Cheap double entendres check. Fast cars, check. Yellow cars, check. Squad of yea-saying firangs, check. Excessive panting and desperate feeling-up, check. Skinny chicks with tiny décolletage spilling out of tinier bikini tops, check. Scenes ripped off from Hollywood, check. Scorpion symbolism, check. Bipasha Basu, check. Yes, it’s an Abbas-Mustan film. And the fact that the film proudly declares its brand partner as Sunsilk, and news partner as India TV, tells us just how lowbrow it is.
Littered with clichés ranging from “Revenge is a dish best served cold” to “Promises are made to be broken”, Race 2 doesn’t even make a pretence of doing anything new. This time, the kings of rotten pulp are brazen enough to lift the entire sword-fighting sequence out of The Mask of Zorro, complete with the music.
Do you really need to know what the plot is? Well, obviously, it involves a bunch of rich people who strut about with a bunch of mannequins. Everyone sleeps with everyone else, and whenever they run out of things to say, they all dance together. A breathless narrative explains to us just how clever each of these bloodhounds are, and our only respite from the knowing smiles, rippling muscles, grinding torsos and exposed navels comes through gadgets. Every now and then, the camera focuses on impossible gadgets with hidden sensors, and we’re allowed to keep ourselves occupied in guessing what is connected to what, and how the filmmakers intend to explain all of it.
As if it weren’t bad enough that every film made by this director duo in the past decade has had exactly the same story, they’re now making sure each of these spawns sequels that are held together by a mess of crossings and double-crossings. The only thing that changes is the name of each character. Even the cast appears to have got repetitive.
By the time the interval approaches, about five hammed revelations into the story, most of the audience is half-asleep. Even the sounds of screeching tyres, fisticuffs, raunchy romps, and gunshots have blended into a hum, thanks to the frequency of their employment. Just in case the convoluted story of Armaan Malik (John Abraham), his nymphomaniac sister (Deepika Padukone), his kleptomaniac girlfriend Omisha (Jacqueline Fernandez), and their intense acquaintance Ranveer (Saif Ali Khan) gets too heavy for us, the filmmakers thoughtfully provide us with comic relief through Anil Kapoor and Ameesha Patel. It would suffice to say the ploy backfires.

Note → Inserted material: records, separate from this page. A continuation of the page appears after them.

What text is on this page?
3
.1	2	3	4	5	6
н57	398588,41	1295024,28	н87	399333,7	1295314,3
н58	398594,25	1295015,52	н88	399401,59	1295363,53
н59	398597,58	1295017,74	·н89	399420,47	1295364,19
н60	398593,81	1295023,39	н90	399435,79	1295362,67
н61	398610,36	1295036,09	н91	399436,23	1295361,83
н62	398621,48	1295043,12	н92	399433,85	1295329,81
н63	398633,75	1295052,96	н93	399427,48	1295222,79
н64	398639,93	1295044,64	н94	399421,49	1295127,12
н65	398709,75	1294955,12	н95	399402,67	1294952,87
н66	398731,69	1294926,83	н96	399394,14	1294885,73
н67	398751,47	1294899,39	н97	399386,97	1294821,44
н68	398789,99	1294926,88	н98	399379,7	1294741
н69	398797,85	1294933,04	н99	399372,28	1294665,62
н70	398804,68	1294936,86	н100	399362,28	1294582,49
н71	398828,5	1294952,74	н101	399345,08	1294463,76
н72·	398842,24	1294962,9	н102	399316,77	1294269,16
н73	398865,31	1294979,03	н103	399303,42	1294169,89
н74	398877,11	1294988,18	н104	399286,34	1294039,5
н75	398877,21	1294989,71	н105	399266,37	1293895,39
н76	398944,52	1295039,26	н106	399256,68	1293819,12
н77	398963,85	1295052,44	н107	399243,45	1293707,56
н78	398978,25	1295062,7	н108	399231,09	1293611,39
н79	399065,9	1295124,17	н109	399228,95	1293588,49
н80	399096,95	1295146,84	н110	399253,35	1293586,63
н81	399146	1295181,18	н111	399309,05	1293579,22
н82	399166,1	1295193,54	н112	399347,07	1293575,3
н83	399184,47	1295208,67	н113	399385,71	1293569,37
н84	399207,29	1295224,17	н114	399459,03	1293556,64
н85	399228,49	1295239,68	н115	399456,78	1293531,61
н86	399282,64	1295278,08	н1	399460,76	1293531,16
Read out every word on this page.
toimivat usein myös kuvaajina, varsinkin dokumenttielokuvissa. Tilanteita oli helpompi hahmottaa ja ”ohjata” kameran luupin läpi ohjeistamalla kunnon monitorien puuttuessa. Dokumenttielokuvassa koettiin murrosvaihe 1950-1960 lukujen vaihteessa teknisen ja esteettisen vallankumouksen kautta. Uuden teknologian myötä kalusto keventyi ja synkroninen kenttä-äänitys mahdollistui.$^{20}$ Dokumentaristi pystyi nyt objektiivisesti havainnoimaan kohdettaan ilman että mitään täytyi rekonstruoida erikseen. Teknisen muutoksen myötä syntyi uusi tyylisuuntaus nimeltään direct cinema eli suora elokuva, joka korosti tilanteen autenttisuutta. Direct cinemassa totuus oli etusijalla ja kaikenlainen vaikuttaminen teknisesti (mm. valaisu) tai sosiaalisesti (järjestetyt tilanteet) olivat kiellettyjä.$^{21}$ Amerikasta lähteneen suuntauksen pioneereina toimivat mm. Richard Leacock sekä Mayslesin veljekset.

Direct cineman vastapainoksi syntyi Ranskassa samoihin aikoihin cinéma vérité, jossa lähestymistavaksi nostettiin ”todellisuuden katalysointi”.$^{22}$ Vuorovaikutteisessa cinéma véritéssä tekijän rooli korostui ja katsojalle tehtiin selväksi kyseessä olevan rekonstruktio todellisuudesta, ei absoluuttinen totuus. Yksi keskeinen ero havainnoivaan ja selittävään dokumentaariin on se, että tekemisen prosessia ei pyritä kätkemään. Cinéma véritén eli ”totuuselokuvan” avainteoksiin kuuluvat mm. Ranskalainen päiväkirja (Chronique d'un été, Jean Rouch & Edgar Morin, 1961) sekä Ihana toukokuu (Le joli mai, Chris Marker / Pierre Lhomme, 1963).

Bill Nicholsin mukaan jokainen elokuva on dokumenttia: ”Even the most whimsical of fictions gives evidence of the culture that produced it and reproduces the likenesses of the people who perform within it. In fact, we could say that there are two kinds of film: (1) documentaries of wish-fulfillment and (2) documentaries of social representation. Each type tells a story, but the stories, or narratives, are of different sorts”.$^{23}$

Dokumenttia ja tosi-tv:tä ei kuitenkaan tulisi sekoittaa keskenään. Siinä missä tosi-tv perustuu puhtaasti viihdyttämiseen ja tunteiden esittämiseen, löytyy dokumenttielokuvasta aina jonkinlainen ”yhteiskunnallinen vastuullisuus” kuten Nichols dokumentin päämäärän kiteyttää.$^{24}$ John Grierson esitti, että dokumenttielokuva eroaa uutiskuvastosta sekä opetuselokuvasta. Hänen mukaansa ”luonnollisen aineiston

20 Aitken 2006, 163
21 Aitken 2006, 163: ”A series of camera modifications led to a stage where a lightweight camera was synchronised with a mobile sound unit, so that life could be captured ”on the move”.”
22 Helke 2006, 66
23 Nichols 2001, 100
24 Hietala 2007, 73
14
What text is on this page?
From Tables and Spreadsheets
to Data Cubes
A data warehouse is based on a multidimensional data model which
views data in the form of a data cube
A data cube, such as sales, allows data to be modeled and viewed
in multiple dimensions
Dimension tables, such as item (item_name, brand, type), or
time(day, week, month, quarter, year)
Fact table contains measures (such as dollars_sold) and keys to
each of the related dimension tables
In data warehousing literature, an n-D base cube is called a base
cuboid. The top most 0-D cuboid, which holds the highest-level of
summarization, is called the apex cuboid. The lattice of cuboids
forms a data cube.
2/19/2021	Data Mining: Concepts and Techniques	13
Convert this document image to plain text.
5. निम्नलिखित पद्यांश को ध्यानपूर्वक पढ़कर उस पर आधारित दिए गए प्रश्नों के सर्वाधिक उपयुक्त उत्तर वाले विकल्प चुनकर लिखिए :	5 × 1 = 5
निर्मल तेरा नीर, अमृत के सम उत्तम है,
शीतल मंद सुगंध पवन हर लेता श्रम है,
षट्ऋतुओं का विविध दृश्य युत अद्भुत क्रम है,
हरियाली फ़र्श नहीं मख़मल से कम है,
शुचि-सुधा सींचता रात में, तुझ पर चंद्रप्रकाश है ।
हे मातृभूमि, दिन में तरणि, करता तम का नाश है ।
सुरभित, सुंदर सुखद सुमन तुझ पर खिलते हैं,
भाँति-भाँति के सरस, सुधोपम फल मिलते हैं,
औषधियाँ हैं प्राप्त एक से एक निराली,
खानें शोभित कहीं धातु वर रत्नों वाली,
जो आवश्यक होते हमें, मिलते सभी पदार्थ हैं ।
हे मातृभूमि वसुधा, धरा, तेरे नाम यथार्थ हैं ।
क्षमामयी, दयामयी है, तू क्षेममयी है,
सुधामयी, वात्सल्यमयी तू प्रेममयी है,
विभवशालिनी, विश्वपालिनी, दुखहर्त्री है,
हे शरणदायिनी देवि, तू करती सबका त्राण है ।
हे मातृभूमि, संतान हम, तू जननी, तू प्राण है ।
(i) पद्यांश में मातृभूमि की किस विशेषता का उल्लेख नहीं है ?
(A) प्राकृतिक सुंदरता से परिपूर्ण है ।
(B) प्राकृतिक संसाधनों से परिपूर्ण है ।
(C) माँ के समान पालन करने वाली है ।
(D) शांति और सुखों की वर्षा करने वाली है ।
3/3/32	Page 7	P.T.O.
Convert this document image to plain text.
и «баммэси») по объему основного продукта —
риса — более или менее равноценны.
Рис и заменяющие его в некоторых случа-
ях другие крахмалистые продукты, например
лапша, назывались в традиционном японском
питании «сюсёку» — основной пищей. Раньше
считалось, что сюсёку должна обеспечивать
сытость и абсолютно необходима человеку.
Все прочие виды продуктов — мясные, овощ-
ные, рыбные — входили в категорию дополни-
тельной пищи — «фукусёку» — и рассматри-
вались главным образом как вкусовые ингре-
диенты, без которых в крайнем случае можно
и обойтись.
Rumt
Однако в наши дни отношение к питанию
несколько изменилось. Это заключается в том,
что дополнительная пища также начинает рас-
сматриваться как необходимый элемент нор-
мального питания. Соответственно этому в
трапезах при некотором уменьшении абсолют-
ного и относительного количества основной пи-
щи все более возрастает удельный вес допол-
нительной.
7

The Verdict: The only original touch in this film is the sight of a man doing splits, followed by a pelvic thrust, while being held by two men, ahead of a cage fight.
Short of its potential
It’s a bold ambition to inject life into the hoary old theme of a relationship triangle. Riding on the success of Pyaar ka Punchnama, Luv Ranjan gives us the frame we’ve seen so often before – two people fall in love, one of them ends up with someone else, and then they meet again. While what Ranjan does with his plotline is interesting at times, it falls short of the mark, sometimes descending into melodrama.
Having caught the trailer, I was already prepared for some eye-rolling. First, there’s the laboured pun in the title. And then, there’s the little exchange between the couple – “Honeymoon is a three-letter word…S-E…okay, it’s a four-letter word…F-U-C…” Sigh. And do we really need to see more spoofing of 90s Bollywood?
The film is fun enough when it deals with the time Akaash (Kartik Tiwari) and Vani (Nushrat Bharucha) first meet. But this tends to lag after a point, because it doesn’t offer us anything new. The clever lines feel old, the scenes feel stretched. With the film running into two and a half hours, one can think of several bits that it could’ve done without.
Ranjan explores the complexities in the story mainly through loaded silences. The problems Vani faces in her marriage, the disturbing torture she suffers, in ways that are hard to articulate, layer the plot with more dimensions. Nushrat Bharucha is convincing both as the small-town girl, suddenly liberated away from home, and the wife who can’t stand up to her husband.
The undoing of the film is that it falls back on staples too often, down to the safe ending. It’s as if the writers, at some point, stopped putting themselves in the place of the two lovers. The dialogue, which is endearingly natural at times, gets increasingly stilted. There are gaps in the story that are never filled, and questions in our heads that are never answered. Why did Akaash do nothing to claim Vani in all these years? Where is the resentment each must nurse against the other, under such circumstances?
While the leads act very well as college kids, we only see glimpses of their skill when they play older versions of themselves. Perhaps the script is to blame. Why does smoking automatically make a boy a man? Once, just once, I’d like to see a man quit smoking to prove he’s grown up, on celluloid.
The Verdict: This beautifully shot film does show promise at times, but it appears the filmmakers weren’t quite sure how to take it forward.